Sitting in the passenger seat and filming during one of Manal al-Sharif’s drives before her arrest in 2011 was Wajeha al-Huwaider, the woman behind the video challenging Saudi Arabia’s lack of women on its Olympic team at the Beijing Games. In 2008, al-Huwaider produced a clip of herself driving in which she offered to teach other Saudi women how to drive and recited an open letter to the country’s interior minister asking him to lift the ban on women driving.

Al-Huwaider has been a tireless, fierce, and at times lonely warrior for women’s rights in Saudi Arabia. Barred from travel and from writing for the local press, she has often been accused of performing “stunts,” of being “too extreme” in her feminism, of being out of touch with Saudi Arabia. But it is exactly her “extremism” that hits a repressive society where it hurts most. To be “out of touch” with a society in which women have internalized their subjugation is an admirable thing.

As long as women such as al-Huwaider are fighting, we—that is, everyone who lives outside Saudi Arabia—owe it to them to listen to their demands and amplify them. Neither al-Huwaider nor Manal al-Sharif nor any
of the women involved in the three waves of driving protests has ever called on anyone to “rescue” her. They fight against unimaginable obscurantism and misogyny, and their fight is proof that Saudi women are not only ready for change, but demanding it.

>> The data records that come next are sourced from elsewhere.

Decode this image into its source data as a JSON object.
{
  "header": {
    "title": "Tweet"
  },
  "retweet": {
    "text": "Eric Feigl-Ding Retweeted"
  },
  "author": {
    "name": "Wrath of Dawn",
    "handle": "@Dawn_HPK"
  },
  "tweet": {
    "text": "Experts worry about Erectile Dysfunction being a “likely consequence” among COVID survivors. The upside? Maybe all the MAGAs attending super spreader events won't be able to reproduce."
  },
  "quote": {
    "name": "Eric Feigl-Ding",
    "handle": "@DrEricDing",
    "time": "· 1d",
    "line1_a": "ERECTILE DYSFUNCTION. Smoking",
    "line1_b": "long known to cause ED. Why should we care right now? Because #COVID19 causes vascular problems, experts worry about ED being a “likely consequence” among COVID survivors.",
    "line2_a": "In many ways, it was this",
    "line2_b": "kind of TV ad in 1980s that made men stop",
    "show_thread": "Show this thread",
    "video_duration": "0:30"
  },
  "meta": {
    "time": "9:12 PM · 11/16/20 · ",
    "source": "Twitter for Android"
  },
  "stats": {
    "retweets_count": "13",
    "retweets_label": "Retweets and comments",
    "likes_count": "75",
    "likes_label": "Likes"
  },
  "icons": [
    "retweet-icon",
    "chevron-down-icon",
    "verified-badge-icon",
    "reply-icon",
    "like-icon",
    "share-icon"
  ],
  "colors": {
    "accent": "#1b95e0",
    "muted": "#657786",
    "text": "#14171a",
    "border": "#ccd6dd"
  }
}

It is cowardly and shameful to refuse to acknowledge their fight—as U.S. secretary of state John Kerry did when he visited Saudi Arabia shortly after the 2013 driving campaign. When asked about the women’s demands, Kerry said, essentially, that Saudi Arabia had the right to have whatever social order it saw fit. No recognition of the women’s fight or courage. No recognition of the outrageous violations of women’s rights. If any ethnic or religious group were being treated the way Saudi women are treated, such an apartheid would long ago have been condemned, and Saudi Arabia boycotted, by the United States and other Western nations.

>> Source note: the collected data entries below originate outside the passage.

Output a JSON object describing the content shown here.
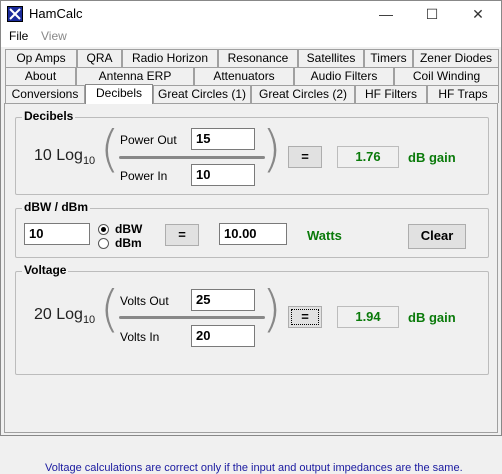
{
  "window": {
    "title": "HamCalc",
    "minimize": "—",
    "maximize": "☐",
    "close": "✕"
  },
  "menu": {
    "file": "File",
    "view": "View"
  },
  "tabs": {
    "row1": [
      "Op Amps",
      "QRA",
      "Radio Horizon",
      "Resonance",
      "Satellites",
      "Timers",
      "Zener Diodes"
    ],
    "row2": [
      "About",
      "Antenna ERP",
      "Attenuators",
      "Audio Filters",
      "Coil Winding"
    ],
    "row3": [
      "Conversions",
      "Decibels",
      "Great Circles (1)",
      "Great Circles (2)",
      "HF Filters",
      "HF Traps"
    ],
    "active": "Decibels"
  },
  "decibels": {
    "title": "Decibels",
    "formula_prefix": "10 Log",
    "formula_sub": "10",
    "power_out_label": "Power Out",
    "power_out_value": "15",
    "power_in_label": "Power In",
    "power_in_value": "10",
    "equals": "=",
    "result": "1.76",
    "unit": "dB gain"
  },
  "dbw": {
    "title": "dBW / dBm",
    "input_value": "10",
    "option_dbw": "dBW",
    "option_dbm": "dBm",
    "selected": "dBW",
    "equals": "=",
    "watts_value": "10.00",
    "watts_label": "Watts",
    "clear": "Clear"
  },
  "voltage": {
    "title": "Voltage",
    "formula_prefix": "20 Log",
    "formula_sub": "10",
    "volts_out_label": "Volts Out",
    "volts_out_value": "25",
    "volts_in_label": "Volts In",
    "volts_in_value": "20",
    "equals": "=",
    "result": "1.94",
    "unit": "dB gain"
  },
  "note": "Voltage calculations are correct only if the input and output impedances are the same.",
  "colors": {
    "result_green": "#0a7a0a",
    "note_blue": "#1a1aa0"
  }
}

Instead, Saudi Arabia buys its way into international organizations such as UN Women, where it is one of two countries guaranteed seats on the organization’s board as emerging donors. Why are countries such as Saudi Arabia eager to join international bodies such as UN Women? Because it translates into clout—membership in a powerful new agency—with very few obligations.

The United States and other Western countries successfully fought to keep Iran off the UN Women board, yet they turned a blind eye to Saudi Arabia’s failings
with regard to women. This is yet another reminder that they will ignore women’s rights whenever it is more convenient to do so. Once again, women are the cheapest bargaining chips.

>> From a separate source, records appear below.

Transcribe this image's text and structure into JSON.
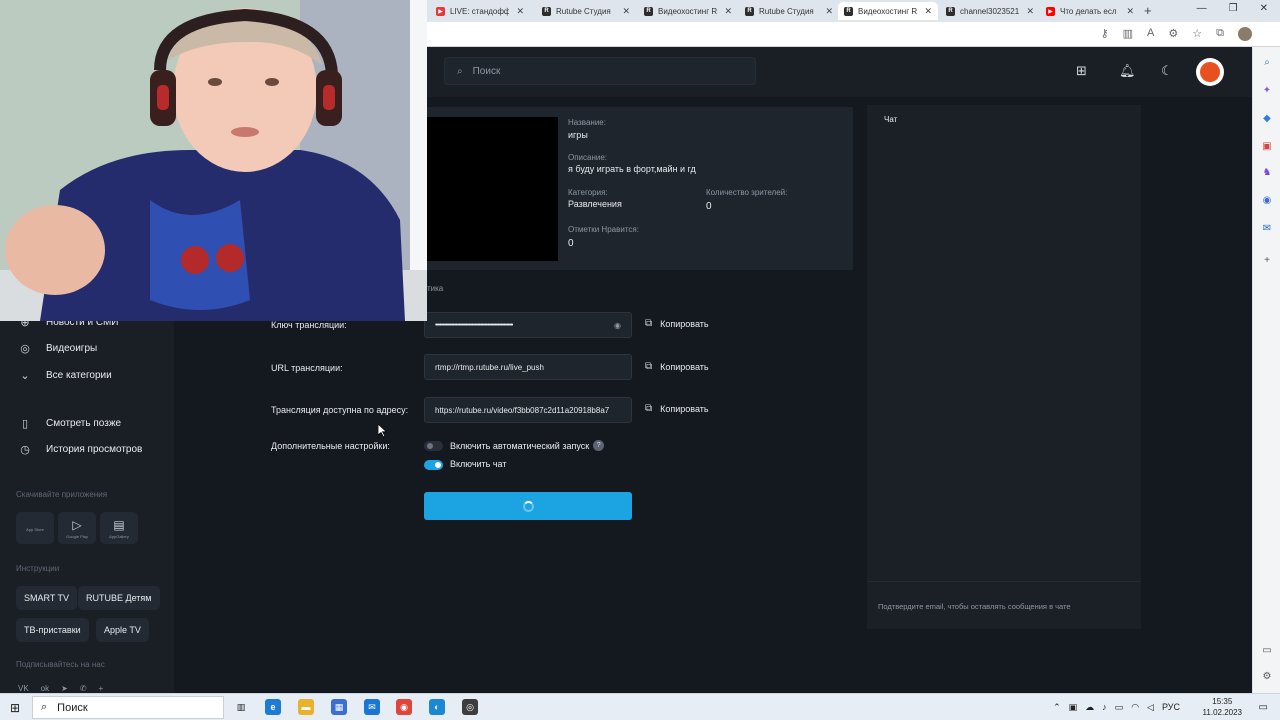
{
  "browser": {
    "tabs": [
      {
        "label": "LIVE: стандофф",
        "icon_color": "#e53935",
        "icon_text": "▶"
      },
      {
        "label": "Rutube Студия",
        "icon_color": "#2d2d2d",
        "icon_text": "R"
      },
      {
        "label": "Видеохостинг R",
        "icon_color": "#2d2d2d",
        "icon_text": "R"
      },
      {
        "label": "Rutube Студия",
        "icon_color": "#2d2d2d",
        "icon_text": "R"
      },
      {
        "label": "Видеохостинг R",
        "icon_color": "#2d2d2d",
        "icon_text": "R",
        "active": true
      },
      {
        "label": "channel3023521",
        "icon_color": "#2d2d2d",
        "icon_text": "R"
      },
      {
        "label": "Что делать есл",
        "icon_color": "#ff0000",
        "icon_text": "▶"
      }
    ],
    "new_tab": "+",
    "win_minimize": "—",
    "win_maximize": "❐",
    "win_close": "✕"
  },
  "header": {
    "search_placeholder": "Поиск",
    "icons": [
      "upload-icon",
      "bell-icon",
      "moon-icon"
    ]
  },
  "sidebar": {
    "items": [
      {
        "label": "Новости и СМИ",
        "icon": "globe-icon",
        "glyph": "⊕"
      },
      {
        "label": "Видеоигры",
        "icon": "gamepad-icon",
        "glyph": "◎"
      },
      {
        "label": "Все категории",
        "icon": "chevron-down-icon",
        "glyph": "⌄"
      },
      {
        "label": "Смотреть позже",
        "icon": "bookmark-icon",
        "glyph": "▯"
      },
      {
        "label": "История просмотров",
        "icon": "history-icon",
        "glyph": "◷"
      }
    ],
    "apps_heading": "Скачивайте приложения",
    "apps": [
      {
        "label": "App Store",
        "glyph": ""
      },
      {
        "label": "Google Play",
        "glyph": "▷"
      },
      {
        "label": "AppGallery",
        "glyph": "▤"
      }
    ],
    "instructions_heading": "Инструкции",
    "instructions": [
      "SMART TV",
      "RUTUBE Детям",
      "ТВ-приставки",
      "Apple TV"
    ],
    "subscribe_heading": "Подписывайтесь на нас",
    "socials": [
      "vk",
      "ok",
      "tg",
      "vb",
      "+"
    ]
  },
  "stream": {
    "name_label": "Название:",
    "name_value": "игры",
    "desc_label": "Описание:",
    "desc_value": "я буду играть в форт,майн и гд",
    "category_label": "Категория:",
    "category_value": "Развлечения",
    "viewers_label": "Количество зрителей:",
    "viewers_value": "0",
    "likes_label": "Отметки Нравится:",
    "likes_value": "0",
    "section_tab": "тика",
    "key_label": "Ключ трансляции:",
    "key_value": "••••••••••••••••••••••••••••••••••••••••••••••••••••••",
    "url_label": "URL трансляции:",
    "url_value": "rtmp://rtmp.rutube.ru/live_push",
    "address_label": "Трансляция доступна по адресу:",
    "address_value": "https://rutube.ru/video/f3bb087c2d11a20918b8a7",
    "copy_label": "Копировать",
    "extra_label": "Дополнительные настройки:",
    "autostart_label": "Включить автоматический запуск",
    "autostart_on": false,
    "chat_label": "Включить чат",
    "chat_on": true
  },
  "chat": {
    "title": "Чат",
    "note": "Подтвердите email, чтобы оставлять сообщения в чате"
  },
  "taskbar": {
    "search_label": "Поиск",
    "lang": "РУС",
    "time": "15:35",
    "date": "11.02.2023"
  },
  "colors": {
    "accent": "#1ba3e2",
    "background": "#14191f",
    "panel": "#1f252d"
  }
}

It’s not as if the United Nations were unaware of Saudi Arabia’s terrible record on women’s rights. After all, who could forget the farce that ensued in 2008 when a Saudi delegation appeared for the first time before the UN women’s rights panel in Geneva and absurdly insisted that women in their country faced no discrimination? The most ludicrous claim came when the UN committee asked why Saudi men could marry up to four wives. With a straight face, a Saudi delegate—a man, of course—explained that it was to ensure that a man’s sexual appetite be satisfied legally if one wife could not fulfill it. Not surprisingly, the then UN special rapporteur on violence against women, Yakin Ertürk, soon after went to Saudi Arabia on a ten-day fact-finding mission. Ertürk said after her visit that Saudi Arabia needed to construct a legal framework based on recognized international human rights standards, and she criticized the restrictions on women’s lives that resulted from the guardianship system. Amazingly, though, she said the ban on women’s driving did not come up in her conversations with Saudi officials. Even more shockingly, she said, “If the ban on driving is going to continue, I think there is a need to provide transportation possibilities for people to get
around, especially those who cannot afford to have a car and a driver. Whatever the preferred norm is in a country, the obligation of the state is to provide alternatives.”